19) Samādhir niścayaḥ pūrṇaḥ, balavān yoga satphalam ।
Narāvatāra kṛṣṇena, munayo gopikā yayuḥ ।।

[When the devotee is totally absorbed in God like the above said fan without paying attention towards anything and anybody, such a climax state of devotion is said to be the single pointed decision and this is referred to the final state called Samādhi, which is the true fruit of true Yoga. Sam’ means fully, ‘Ā’ (Āṅ) means cotinuous and ‘Dhi’ means decision taken by intelligence.

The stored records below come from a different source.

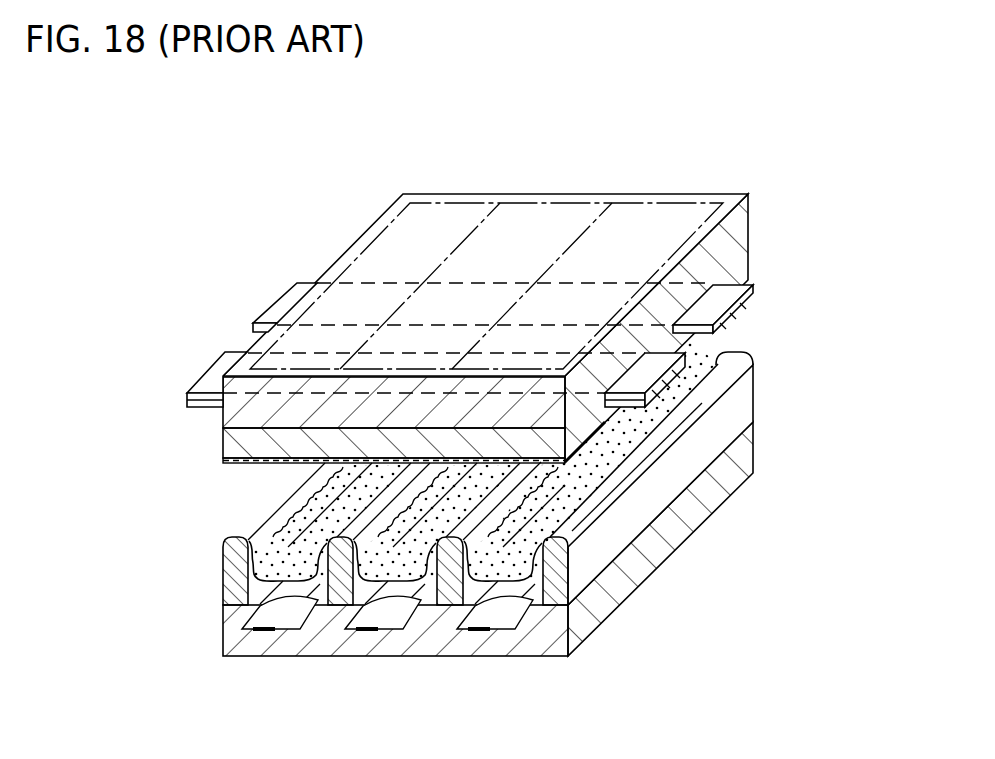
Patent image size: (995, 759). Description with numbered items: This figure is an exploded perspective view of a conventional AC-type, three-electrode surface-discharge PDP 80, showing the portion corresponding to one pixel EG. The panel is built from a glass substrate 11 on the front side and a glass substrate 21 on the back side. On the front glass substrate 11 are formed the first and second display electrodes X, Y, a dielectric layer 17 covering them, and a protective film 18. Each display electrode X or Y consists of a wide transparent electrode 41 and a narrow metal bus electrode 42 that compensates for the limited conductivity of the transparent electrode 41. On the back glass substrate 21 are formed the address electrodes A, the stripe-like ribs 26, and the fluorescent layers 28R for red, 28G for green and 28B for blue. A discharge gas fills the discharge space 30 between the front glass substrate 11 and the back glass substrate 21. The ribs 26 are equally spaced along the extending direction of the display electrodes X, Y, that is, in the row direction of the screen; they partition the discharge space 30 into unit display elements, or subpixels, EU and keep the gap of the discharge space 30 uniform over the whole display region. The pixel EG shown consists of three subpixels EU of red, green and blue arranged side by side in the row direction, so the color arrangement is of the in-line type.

The PDP 80 is at (337, 209).
The glass substrate 11 is at (737, 236).
The dielectric layer 17 is at (235, 448).
The protective film 18 is at (250, 465).
The glass substrate 21 is at (622, 587).
The rib 26 is at (648, 490).
The fluorescent layer 28R is at (327, 592).
The fluorescent layer 28G is at (432, 592).
The fluorescent layer 28B is at (535, 592).
The discharge space 30 is at (280, 532).
The transparent electrode 41 is at (707, 315).
The bus electrode 42 is at (750, 297).
The address electrode A is at (260, 633).
The first display electrode X is at (268, 297).
The second display electrode Y is at (218, 348).
The unit display element EU is at (582, 155).
The pixel EG is at (688, 142).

Such Samādhi was obtained by the Sages born as Gopikas from their contemporary incarnation of God called Kṛṣṇa.]

 

20) Jñāna bhakti karma pāṭha—kalā viśva vidālayāḥ ।
Vibhūtiḥ prathamā kakṣyā, yoga vidyārthināṃ kramāt ।।

[Knowledge or Jñānayoga is the school. Then, Devotion or Bhaktiyoga is the college. Then, Practice or Karmayoga is the final university. Exhibiting miracles to establish the existence of unimaginable God is the primary LKG school. This is the order in sequence for learning in the Yoga education system.]

 

Iti Trailokyagītāyāṃ ‘Jñānabhaktikarmayogo’ nāma Caturthādhyāyaḥ।।

(Like this, in Trailokya Gītā, the fourth chapter called ‘the association of knowledge, devotion and practice’ is completed).